Vendredi, à Bagdad, où il s’était rendu pour assurer le président Fouad Massoum du soutien de la France, François Hollande avait évoqué la nécessité d’éliminer les sources de financement, d’approvisionnement et de recrutement de djihadistes, de contrôler les frontières et de former l’armée irakienne. Autant de thèmes qui ont été débattus hier à Paris par la trentaine de pays présents.
Chacun sa partition
D’après le département d’État américain, plus d’une quarantaine de nations seront sur les terrains militaire et/ou humanitaire et à des degrés divers d’engagement et d’exposition. Derrière les États-Unis, on retrouve bien sûr les alliés traditionnels européens (France, Royaume-Uni, Allemagne, Espagne, Italie, etc.), plus la Corée du sud, le Japon, l’Australie mais aussi l’Arabie Saoudite, le Qatar, la Jordanie. Une coalition large donc (Israël devrait également en être mais pas l’Iran ni l’Égypte), en partie composée par des États qui, depuis le début de la crise syrienne en 2011, jouent leur propre partition dans la région. Partitions souvent antagonistes, les uns et les autres soutenant des groupes et factions éventuellement ennemis, et ce au gré des renversements d’alliance ponctuels et des appartenances confessionnelles. Le tout au service, bien entendu, d’ambitions plus ou moins assumées de leadership régional.
Contrairement à la plupart des organisations politico-militaires opérant dans la région, les troupes de l’EI qui fédèrent donc tout ce beau monde contre elles, ne bénéficient, elles, d’aucun soutien direct comme le rappelle l’universitaire Grégory Gause dans un article consacré à la « nouvelle guerre froide au Proche-orient » (à lire, en français, sur Orient XXI) : « L’EI quant à lui n’a pas de protecteur, (…) Qatar et l’Arabie saoudite ont investi des sommes importantes dans l’opposition syrienne, et il est possible qu’une partie de leur argent ait fini entre les mains de l’EIIL puis de l’EI. Mais il n’existe aucune preuve qui tendrait à montrer que ces deux pays soutiennent directement cette organisation (…) L’EIIL (...) a trouvé seul ses moyens financiers, tirant ses ressources du banditisme, de l’extorsion d’argent en échange de sa protection, du contrôle de routes marchandes et en captant des revenus tirés des raffineries de pétrole et des centres de distribution d’essence. (...) L’une de ses forces, en termes de propagande, est d’afficher qu’il n’est l’obligé d’aucune puissance étrangère. »

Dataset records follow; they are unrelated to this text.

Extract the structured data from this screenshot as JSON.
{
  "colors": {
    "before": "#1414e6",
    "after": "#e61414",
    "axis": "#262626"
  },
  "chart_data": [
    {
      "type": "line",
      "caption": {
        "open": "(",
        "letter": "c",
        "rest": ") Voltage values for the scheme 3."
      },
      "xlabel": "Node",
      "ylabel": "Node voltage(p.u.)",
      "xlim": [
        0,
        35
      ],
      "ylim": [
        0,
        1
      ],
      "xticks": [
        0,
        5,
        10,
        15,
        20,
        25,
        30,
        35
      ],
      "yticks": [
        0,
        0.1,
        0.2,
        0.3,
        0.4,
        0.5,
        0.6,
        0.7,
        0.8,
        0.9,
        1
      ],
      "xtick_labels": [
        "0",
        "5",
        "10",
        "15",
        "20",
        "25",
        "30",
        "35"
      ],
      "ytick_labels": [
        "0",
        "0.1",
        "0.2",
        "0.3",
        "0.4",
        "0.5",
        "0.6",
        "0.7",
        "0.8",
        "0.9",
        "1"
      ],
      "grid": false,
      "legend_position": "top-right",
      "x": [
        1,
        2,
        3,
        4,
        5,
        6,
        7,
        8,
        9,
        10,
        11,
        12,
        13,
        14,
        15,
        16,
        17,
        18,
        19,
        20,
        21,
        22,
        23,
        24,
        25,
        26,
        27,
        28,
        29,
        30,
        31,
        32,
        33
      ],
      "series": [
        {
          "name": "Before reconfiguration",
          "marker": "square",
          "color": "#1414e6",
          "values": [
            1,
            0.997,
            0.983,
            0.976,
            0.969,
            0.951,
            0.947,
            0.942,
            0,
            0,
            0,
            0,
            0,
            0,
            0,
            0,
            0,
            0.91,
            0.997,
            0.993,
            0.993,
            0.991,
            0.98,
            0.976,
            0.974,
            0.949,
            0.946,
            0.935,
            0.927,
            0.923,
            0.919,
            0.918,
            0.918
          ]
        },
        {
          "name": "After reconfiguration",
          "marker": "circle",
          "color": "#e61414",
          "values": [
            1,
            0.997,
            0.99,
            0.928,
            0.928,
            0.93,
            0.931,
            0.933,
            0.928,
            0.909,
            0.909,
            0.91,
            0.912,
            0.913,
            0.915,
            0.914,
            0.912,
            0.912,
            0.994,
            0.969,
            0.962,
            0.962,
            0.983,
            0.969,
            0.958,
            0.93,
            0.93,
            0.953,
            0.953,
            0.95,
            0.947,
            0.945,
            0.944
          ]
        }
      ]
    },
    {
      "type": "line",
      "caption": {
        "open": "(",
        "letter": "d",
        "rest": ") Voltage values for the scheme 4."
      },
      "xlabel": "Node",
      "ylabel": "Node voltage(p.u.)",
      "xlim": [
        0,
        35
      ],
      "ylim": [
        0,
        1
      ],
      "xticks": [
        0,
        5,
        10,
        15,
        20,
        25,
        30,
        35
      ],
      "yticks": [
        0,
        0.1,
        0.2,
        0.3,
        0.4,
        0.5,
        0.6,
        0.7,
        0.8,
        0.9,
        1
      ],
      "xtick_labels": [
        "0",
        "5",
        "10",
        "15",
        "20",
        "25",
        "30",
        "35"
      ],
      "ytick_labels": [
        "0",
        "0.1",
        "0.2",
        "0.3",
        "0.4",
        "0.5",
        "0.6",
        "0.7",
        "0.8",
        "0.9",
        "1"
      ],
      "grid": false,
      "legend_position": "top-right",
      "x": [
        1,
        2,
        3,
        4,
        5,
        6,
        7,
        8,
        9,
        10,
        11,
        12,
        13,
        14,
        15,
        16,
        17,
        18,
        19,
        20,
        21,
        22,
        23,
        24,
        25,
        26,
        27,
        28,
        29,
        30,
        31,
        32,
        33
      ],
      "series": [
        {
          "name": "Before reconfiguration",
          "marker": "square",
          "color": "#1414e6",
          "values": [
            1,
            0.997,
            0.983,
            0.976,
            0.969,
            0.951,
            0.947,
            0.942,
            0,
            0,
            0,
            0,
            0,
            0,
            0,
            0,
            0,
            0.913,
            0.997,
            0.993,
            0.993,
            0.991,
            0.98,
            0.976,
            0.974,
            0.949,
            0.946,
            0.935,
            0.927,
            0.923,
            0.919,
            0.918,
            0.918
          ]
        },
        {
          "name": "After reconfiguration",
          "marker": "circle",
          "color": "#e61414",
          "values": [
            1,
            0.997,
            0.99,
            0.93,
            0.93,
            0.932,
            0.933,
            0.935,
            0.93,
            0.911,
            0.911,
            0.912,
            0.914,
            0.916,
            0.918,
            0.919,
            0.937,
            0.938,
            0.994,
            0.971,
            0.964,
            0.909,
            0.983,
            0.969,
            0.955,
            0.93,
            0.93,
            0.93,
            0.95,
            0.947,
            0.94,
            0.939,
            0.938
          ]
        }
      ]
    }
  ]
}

Multiplication des foyers terroristes
Dans une région où les "puissances" locales n’en sont plus et ou les frontières héritées des accords franco-britanniques Sykes-Picot (1916) semblent prêtes à voler en éclat, l’EI, sans soutien direct donc mais tirant le meilleur parti du chaos régional, démontre qu’il est aujourd’hui en capacité de rassembler un nombre conséquent de combattants. Des combattants suffisamment équipés et déterminés pour effacer la frontière syro-irakienne et mettre en difficulté une armée irakienne "formée", on s’en souvient, pendant plusieurs années et jusqu’en 2011 par... les GI’s états-uniens.
« Il serait temps que les pays occidentaux tirent les leçons de l’expérience (…), il y avait en 2001 un foyer de crise terroriste central (dans la région ndlr), aujourd’hui il y en a près d’une quinzaine. C’est dire que nous les avons multiplié (...) Aujourd’hui, l’EI c’est l’enfant monstrueux de l’inconstance et de l’arrogance occidentale », a déploré vendredi Dominique de Villepin.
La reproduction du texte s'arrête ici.